O pedido de desculpas ocorreu durante uma visita ao Santuário de Knock, a cerca de 180 quilómetros de Dublin. Já no sábado, perante as autoridades políticas e civis irlandesas e após ter chegado ao país, Francisco tinha evocado a sua “vergonha” e o seu “sofrimento” face ao “fracasso das autoridades eclesiásticas” para combater de forma adequada os “crimes ignóbeis” do clérigo na Irlanda.

Desde 2002, mais de 14.500 pessoas declararam-se vítimas de abuso sexual por padres na Irlanda.
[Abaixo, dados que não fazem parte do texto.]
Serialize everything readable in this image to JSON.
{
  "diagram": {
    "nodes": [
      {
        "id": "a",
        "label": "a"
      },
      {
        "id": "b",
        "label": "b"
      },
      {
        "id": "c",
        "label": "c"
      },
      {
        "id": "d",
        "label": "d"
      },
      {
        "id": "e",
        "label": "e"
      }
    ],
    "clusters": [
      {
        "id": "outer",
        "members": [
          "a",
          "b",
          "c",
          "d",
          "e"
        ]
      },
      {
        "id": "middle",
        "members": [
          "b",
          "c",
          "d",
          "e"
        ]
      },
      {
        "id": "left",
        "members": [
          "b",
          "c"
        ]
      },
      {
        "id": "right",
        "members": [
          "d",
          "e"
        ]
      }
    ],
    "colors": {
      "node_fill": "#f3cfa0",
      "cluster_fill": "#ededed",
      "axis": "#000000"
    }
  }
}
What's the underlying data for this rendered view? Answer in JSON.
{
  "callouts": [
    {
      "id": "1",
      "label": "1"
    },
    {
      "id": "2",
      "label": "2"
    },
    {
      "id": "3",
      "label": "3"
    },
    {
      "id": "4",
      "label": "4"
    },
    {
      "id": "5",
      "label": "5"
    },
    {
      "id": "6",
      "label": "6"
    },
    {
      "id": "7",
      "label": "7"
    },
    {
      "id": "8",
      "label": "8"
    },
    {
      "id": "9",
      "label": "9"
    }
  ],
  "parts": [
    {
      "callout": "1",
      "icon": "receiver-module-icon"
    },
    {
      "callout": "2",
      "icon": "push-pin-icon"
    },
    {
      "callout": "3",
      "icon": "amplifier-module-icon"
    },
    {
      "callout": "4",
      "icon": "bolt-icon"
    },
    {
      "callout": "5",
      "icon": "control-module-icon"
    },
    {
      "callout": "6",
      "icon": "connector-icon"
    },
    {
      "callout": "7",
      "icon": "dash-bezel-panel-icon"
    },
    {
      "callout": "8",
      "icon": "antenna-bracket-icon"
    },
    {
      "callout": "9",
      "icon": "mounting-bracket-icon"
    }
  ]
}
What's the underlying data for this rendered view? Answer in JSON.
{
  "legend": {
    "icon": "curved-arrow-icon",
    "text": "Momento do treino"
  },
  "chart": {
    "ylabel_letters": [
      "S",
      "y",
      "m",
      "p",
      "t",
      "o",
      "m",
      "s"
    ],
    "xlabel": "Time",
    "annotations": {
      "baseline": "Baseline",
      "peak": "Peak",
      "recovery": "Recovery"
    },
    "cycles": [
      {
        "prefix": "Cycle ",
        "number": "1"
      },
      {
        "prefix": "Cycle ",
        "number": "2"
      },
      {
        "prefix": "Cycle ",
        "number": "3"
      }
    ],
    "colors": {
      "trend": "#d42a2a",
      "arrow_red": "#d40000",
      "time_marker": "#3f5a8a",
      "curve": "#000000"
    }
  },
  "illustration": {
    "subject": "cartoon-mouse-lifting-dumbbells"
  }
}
A hierarquia da igreja irlandesa é acusada de ter encoberto centenas de sacerdotes.

Várias investigações também revelaram adoções ilegais de crianças filhas de mães solteiras realizadas pelo Estado irlandês com a cumplicidade da igreja católica.

PUB • CONTINUE A LER A SEGUIR

Sobre os desafios dos cristãos, Francisco referiu também este domingo a dificuldade de “perdoar sempre os que nos magoam”, “o desafio de acolher sempre o migrante e o estrangeiro”, mencionando ainda “como é doloroso suportar a desilusão, a rejeição ou a traição”.

O papa Francisco pediu  aos fiéis que ajudem a construir “uma única família humana” que viva com justiça e paz, durante a homilia na missa que encerrou o Encontro Mundial das Famílias em Dublin. Perante as centenas de milhares de pessoas que se juntaram no maior parque urbano da Europa, o Phoenix Park, o Papa falou do poder das famílias para mudar o mundo.

“As vossas famílias são um lugar privilegiado e um importante meio para divulgar estas palavras como “boa nova” para todos, através do testemunho das famílias cristãs, que tem o poder, em cada geração, de derrubar barreiras”, disse Francisco.

O papa falou do trabalho das famílias “para reconciliar o mundo com Deus”.

“[Para] fazer de nós o que desde sempre estamos destinados a ser: uma única família humana que vive unida em justiça, santidade e paz”, disse.